While our localized fieldwork suggests that A. ingeri populations in the specific localities surveyed within the Caquetá department may exhibit short-term stability, we acknowledge that rapid deforestation across the broader region (Botero & Rojas, 2018) represents a significant threat to the long-term viability of these populations across their entire distribution (Vieira et al., 2008). The low recapture rate observed may point to a large population size, but could also be influenced by factors such as short lifespan, high mobility, or low detection probability.
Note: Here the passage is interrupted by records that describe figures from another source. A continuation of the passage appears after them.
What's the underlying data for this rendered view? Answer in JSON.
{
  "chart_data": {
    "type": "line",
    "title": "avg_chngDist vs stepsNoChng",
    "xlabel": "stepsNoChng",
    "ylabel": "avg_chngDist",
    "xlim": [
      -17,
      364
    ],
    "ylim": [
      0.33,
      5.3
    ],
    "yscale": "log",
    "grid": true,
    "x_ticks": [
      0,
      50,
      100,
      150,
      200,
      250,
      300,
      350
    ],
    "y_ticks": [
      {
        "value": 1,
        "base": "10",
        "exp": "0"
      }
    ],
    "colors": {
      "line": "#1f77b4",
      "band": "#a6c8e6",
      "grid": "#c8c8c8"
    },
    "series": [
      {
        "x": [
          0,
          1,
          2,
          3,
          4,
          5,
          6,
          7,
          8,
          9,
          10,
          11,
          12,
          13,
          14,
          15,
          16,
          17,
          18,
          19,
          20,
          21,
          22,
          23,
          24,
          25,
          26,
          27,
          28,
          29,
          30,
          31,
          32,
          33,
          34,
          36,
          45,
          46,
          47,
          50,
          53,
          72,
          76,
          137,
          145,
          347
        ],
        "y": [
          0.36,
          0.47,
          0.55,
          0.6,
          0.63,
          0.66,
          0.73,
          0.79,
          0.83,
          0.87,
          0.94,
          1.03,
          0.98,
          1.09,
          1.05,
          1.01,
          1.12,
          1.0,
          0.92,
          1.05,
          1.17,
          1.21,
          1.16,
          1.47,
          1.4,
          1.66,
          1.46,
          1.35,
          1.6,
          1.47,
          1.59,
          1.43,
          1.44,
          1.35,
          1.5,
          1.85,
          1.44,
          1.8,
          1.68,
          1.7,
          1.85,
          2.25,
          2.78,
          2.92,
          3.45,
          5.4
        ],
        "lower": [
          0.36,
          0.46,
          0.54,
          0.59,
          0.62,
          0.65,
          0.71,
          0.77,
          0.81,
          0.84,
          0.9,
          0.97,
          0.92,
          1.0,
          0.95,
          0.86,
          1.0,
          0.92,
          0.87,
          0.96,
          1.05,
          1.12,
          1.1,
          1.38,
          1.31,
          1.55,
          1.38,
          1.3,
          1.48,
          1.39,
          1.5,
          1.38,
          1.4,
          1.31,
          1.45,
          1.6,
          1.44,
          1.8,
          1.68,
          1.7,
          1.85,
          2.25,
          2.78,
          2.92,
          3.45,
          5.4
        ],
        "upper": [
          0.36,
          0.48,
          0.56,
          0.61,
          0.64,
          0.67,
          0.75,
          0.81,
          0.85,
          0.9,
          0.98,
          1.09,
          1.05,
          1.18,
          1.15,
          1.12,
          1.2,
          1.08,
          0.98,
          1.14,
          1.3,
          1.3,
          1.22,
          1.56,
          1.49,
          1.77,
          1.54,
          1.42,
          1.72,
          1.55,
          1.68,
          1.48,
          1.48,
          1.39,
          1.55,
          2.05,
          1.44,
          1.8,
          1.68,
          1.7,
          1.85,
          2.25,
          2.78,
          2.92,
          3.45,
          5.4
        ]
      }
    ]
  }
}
Therefore, any inference about population stability should be interpreted with caution and supported by long-term monitoring efforts. The ongoing habitat loss, coupled with our estimated EOO and AOH, aligns with the IUCN’s categorization of the species as Near Threatened (NT), primarily due to habitat degradation and fragmentation. This decline is primarily driven by expanding cattle ranching, deforestation, wildfires (particularly bushfires), agricultural encroachment, and illegal mining—all widely reported in the region (Botero & Rojas, 2018). Importantly, in every surveyed location, the species was found mainly within vegetated areas. This means the high number of fragments and the low connectivity between them present a significant future challenge for the species’ survival. Even though A. ingeri might appear to have a moderate distribution in the ecoregion, constant population monitoring and more comprehensive studies on its population ecology are urgently needed. This is due to the low connectivity between remaining populations, which is exacerbated by severe habitat fragmentation and alteration of the landscape matrix, making the species considerably more vulnerable than current data might suggest. The cumulative impact of these threats implies that an Endangered (EN) classification may ultimately be necessary, underscoring the urgent need for monitoring its populations to fully assess these ongoing pressures.
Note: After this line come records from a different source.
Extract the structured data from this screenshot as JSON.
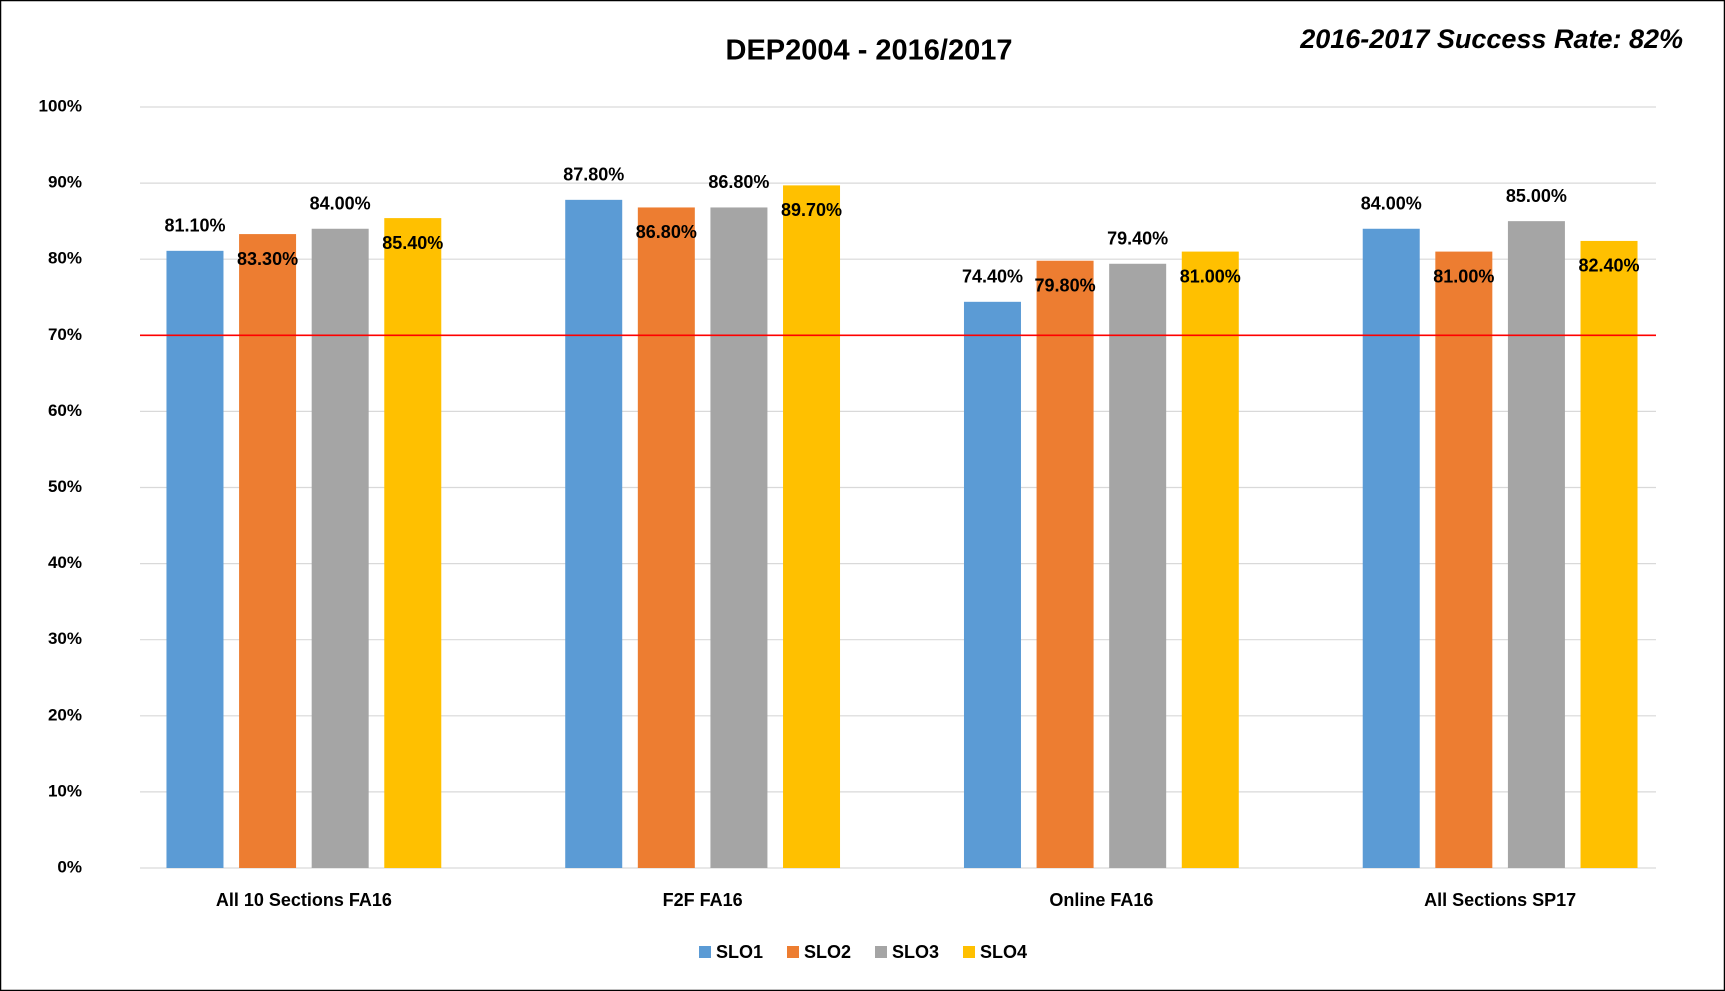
{
  "chart_data": {
    "type": "bar",
    "title": "DEP2004 - 2016/2017",
    "annotation": "2016-2017 Success Rate: 82%",
    "categories": [
      "All 10 Sections FA16",
      "F2F FA16",
      "Online FA16",
      "All Sections SP17"
    ],
    "series": [
      {
        "name": "SLO1",
        "color": "#5b9bd5",
        "values": [
          81.1,
          87.8,
          74.4,
          84.0
        ],
        "value_labels": [
          "81.10%",
          "87.80%",
          "74.40%",
          "84.00%"
        ]
      },
      {
        "name": "SLO2",
        "color": "#ed7d31",
        "values": [
          83.3,
          86.8,
          79.8,
          81.0
        ],
        "value_labels": [
          "83.30%",
          "86.80%",
          "79.80%",
          "81.00%"
        ]
      },
      {
        "name": "SLO3",
        "color": "#a5a5a5",
        "values": [
          84.0,
          86.8,
          79.4,
          85.0
        ],
        "value_labels": [
          "84.00%",
          "86.80%",
          "79.40%",
          "85.00%"
        ]
      },
      {
        "name": "SLO4",
        "color": "#ffc000",
        "values": [
          85.4,
          89.7,
          81.0,
          82.4
        ],
        "value_labels": [
          "85.40%",
          "89.70%",
          "81.00%",
          "82.40%"
        ]
      }
    ],
    "ylim": [
      0,
      100
    ],
    "yticks": [
      {
        "value": 0,
        "label": "0%"
      },
      {
        "value": 10,
        "label": "10%"
      },
      {
        "value": 20,
        "label": "20%"
      },
      {
        "value": 30,
        "label": "30%"
      },
      {
        "value": 40,
        "label": "40%"
      },
      {
        "value": 50,
        "label": "50%"
      },
      {
        "value": 60,
        "label": "60%"
      },
      {
        "value": 70,
        "label": "70%"
      },
      {
        "value": 80,
        "label": "80%"
      },
      {
        "value": 90,
        "label": "90%"
      },
      {
        "value": 100,
        "label": "100%"
      }
    ],
    "threshold": {
      "value": 70,
      "color": "#ff0000"
    },
    "grid": true,
    "legend": "bottom"
  }
}
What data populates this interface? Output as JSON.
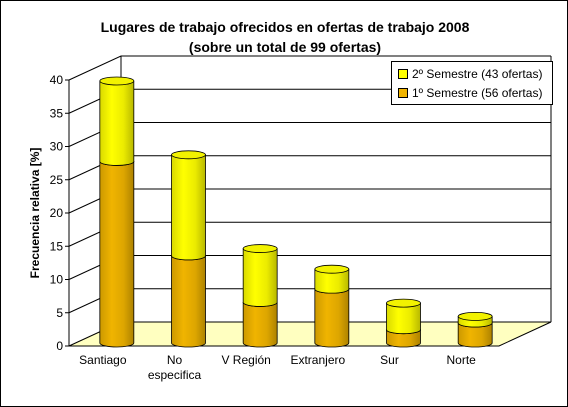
{
  "chart_data": {
    "type": "bar",
    "stacked": true,
    "style": "3d-cylinder",
    "title": "Lugares de trabajo ofrecidos en ofertas de trabajo 2008",
    "subtitle": "(sobre un total de 99 ofertas)",
    "xlabel": "",
    "ylabel": "Frecuencia relativa [%]",
    "ylim": [
      0,
      40
    ],
    "yticks": [
      0,
      5,
      10,
      15,
      20,
      25,
      30,
      35,
      40
    ],
    "grid": true,
    "legend_position": "top-right",
    "categories": [
      "Santiago",
      "No especifica",
      "V Región",
      "Extranjero",
      "Sur",
      "Norte"
    ],
    "category_lines": [
      [
        "Santiago"
      ],
      [
        "No",
        "especifica"
      ],
      [
        "V Región"
      ],
      [
        "Extranjero"
      ],
      [
        "Sur"
      ],
      [
        "Norte"
      ]
    ],
    "series": [
      {
        "name": "1º Semestre (56 ofertas)",
        "values": [
          27.3,
          13.1,
          6.1,
          8.1,
          2.0,
          3.0
        ],
        "color": "#F0B400"
      },
      {
        "name": "2º Semestre (43 ofertas)",
        "values": [
          12.1,
          15.2,
          8.1,
          3.0,
          4.0,
          1.0
        ],
        "color": "#FFFF00"
      }
    ],
    "floor_color": "#FFFFC0"
  }
}
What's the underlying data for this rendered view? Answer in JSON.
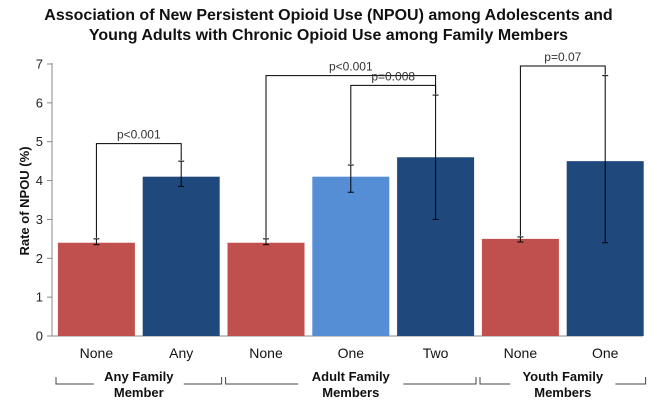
{
  "chart_data": {
    "type": "bar",
    "title_lines": [
      "Association of New Persistent Opioid Use (NPOU) among Adolescents and",
      "Young Adults with Chronic Opioid Use among Family Members"
    ],
    "ylabel": "Rate of NPOU (%)",
    "ylim": [
      0,
      7
    ],
    "yticks": [
      0,
      1,
      2,
      3,
      4,
      5,
      6,
      7
    ],
    "grid": false,
    "bars": [
      {
        "category": "None",
        "value": 2.4,
        "err_low": 2.35,
        "err_high": 2.5,
        "color": "#c0504d"
      },
      {
        "category": "Any",
        "value": 4.1,
        "err_low": 3.85,
        "err_high": 4.5,
        "color": "#1f497d"
      },
      {
        "category": "None",
        "value": 2.4,
        "err_low": 2.35,
        "err_high": 2.5,
        "color": "#c0504d"
      },
      {
        "category": "One",
        "value": 4.1,
        "err_low": 3.7,
        "err_high": 4.4,
        "color": "#558ed5"
      },
      {
        "category": "Two",
        "value": 4.6,
        "err_low": 3.0,
        "err_high": 6.2,
        "color": "#1f497d"
      },
      {
        "category": "None",
        "value": 2.5,
        "err_low": 2.42,
        "err_high": 2.55,
        "color": "#c0504d"
      },
      {
        "category": "One",
        "value": 4.5,
        "err_low": 2.4,
        "err_high": 6.7,
        "color": "#1f497d"
      }
    ],
    "groups": [
      {
        "label_lines": [
          "Any Family",
          "Member"
        ],
        "bars": [
          0,
          1
        ]
      },
      {
        "label_lines": [
          "Adult Family",
          "Members"
        ],
        "bars": [
          2,
          3,
          4
        ]
      },
      {
        "label_lines": [
          "Youth Family",
          "Members"
        ],
        "bars": [
          5,
          6
        ]
      }
    ],
    "annotations": [
      {
        "text": "p<0.001",
        "from_bar": 0,
        "to_bar": 1,
        "y": 4.95
      },
      {
        "text": "p<0.001",
        "from_bar": 2,
        "to_bar": 4,
        "y": 6.7
      },
      {
        "text": "p=0.008",
        "from_bar": 3,
        "to_bar": 4,
        "y": 6.45
      },
      {
        "text": "p=0.07",
        "from_bar": 5,
        "to_bar": 6,
        "y": 6.95
      }
    ]
  }
}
Despite existing environmental policies, deforestation continues, exacerbated by projects like the La marginal de la Selva’ road, which directly impact known A. ingeri habitats. Furthermore, our field studies revealed illegal coca cultivation within the protected PNN Alto Fragua-Indi Wasi, highlighting the immense challenges of biodiversity conservation amidst ongoing conflict and instability following FARC demobilization. We acknowledge that a comprehensive assessment of the species’ overall population dynamics and stability requires further research across its entire range.

This study underscores the critical need for detailed species descriptions, including distribution, conservation status, and natural history, especially within the context of broader environmental challenges. Such comprehensive data is vital for developing effective management and conservation strategies for A. ingeri and other threatened amphibians in the region.